We prepared for the changing nature of the topic by building change into our syllabus. We kept the teacher’s outline to two and a half pages and the students’ to a single sheet. We offered a two-page glossary of terms and left our website list online to be accessed and adjusted whenever the need arose.

And, as many TTW readers will certainly understand, I heart this:

Learn with your students. Finally, admit that the teacher doesn’t know everything. If a website changes a bit or an interesting new tool becomes available a teacher should be willing to learn alongside everyone else. It keeps today’s class dynamic, and enriches future classes. It’s also the best way I know to encourage your students to keep exploring after the class is over. If you continue to get excited discovering something new after you know so much about the social web already, then perhaps they might feel that, too.


Apply the social web to the library. Some of our students — newly aware of the tools and dynamics —moved on to become bloggers on the library’s website. One lent his talents to recording and editing podcasts. I launched a library Flickr page. A youth services librarian opened a MySpace account. Our webmaster started a wiki. Within only a few months, and with few dollars spent or custom computer code written, we had all the components of a vibrant online social library.

At that point, we were missing only one thing: getting the word out to our patrons. We began receiving comments on our social sites from across the country and around the world, but since our library’s media plan hadn’t put the social web on its radar, our own patrons knew little of the activity.

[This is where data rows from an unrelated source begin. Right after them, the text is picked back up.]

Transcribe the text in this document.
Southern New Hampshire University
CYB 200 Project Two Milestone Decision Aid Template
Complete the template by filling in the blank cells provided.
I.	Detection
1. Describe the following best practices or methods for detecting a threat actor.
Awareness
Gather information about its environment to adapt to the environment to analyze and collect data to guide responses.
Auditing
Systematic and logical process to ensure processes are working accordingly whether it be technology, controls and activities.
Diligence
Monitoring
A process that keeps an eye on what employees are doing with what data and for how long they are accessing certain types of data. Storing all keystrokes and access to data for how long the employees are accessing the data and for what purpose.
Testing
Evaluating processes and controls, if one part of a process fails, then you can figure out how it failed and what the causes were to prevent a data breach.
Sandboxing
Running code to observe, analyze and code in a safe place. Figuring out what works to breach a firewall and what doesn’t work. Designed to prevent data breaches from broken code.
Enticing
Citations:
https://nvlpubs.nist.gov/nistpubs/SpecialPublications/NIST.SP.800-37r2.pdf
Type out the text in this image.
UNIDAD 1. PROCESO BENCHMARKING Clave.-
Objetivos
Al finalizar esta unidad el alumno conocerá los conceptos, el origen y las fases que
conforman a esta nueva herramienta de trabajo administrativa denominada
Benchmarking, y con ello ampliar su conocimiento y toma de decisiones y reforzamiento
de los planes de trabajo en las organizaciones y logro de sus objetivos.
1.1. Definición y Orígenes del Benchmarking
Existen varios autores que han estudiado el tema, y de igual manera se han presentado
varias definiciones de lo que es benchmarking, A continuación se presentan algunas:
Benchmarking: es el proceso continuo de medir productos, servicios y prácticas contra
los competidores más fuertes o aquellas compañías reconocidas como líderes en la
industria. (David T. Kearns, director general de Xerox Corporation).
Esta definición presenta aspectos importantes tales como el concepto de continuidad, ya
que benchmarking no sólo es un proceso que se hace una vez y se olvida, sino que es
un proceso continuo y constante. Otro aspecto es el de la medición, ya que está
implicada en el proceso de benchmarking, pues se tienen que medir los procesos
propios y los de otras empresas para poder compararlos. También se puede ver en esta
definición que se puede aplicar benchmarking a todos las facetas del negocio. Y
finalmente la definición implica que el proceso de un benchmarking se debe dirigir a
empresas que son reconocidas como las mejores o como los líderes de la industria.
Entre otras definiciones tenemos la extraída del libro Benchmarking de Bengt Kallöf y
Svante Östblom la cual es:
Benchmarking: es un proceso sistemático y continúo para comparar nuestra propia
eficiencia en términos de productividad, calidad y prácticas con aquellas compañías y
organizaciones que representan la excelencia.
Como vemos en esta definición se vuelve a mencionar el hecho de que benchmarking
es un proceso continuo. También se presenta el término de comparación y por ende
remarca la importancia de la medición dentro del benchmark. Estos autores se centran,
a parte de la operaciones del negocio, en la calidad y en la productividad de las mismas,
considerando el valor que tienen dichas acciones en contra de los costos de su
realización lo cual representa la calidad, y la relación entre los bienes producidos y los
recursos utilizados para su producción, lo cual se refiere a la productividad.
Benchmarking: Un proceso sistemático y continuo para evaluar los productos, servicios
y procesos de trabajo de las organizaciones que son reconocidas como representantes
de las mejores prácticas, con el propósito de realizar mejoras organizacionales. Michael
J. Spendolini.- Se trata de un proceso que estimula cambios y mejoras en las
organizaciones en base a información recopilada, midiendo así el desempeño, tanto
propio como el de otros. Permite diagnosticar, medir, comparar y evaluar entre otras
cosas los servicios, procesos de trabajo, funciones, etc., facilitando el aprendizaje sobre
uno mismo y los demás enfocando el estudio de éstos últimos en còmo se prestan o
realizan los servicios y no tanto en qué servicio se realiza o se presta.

Is the “media plan” the same as marketing? If it is, I think that may be one of the hurdles in building and launching the social library online – making sure the library marketing department/person is involved and savvy. Doesn’t it seem like sometimes the marketing area is still trapped in the mid 1990’s — producing an email newsletter and still funneling all Web content through one person?

Use Steve’s articles as a starting point if you haven’t started already – and be sure to include the marketing librarian in the discussions and plans!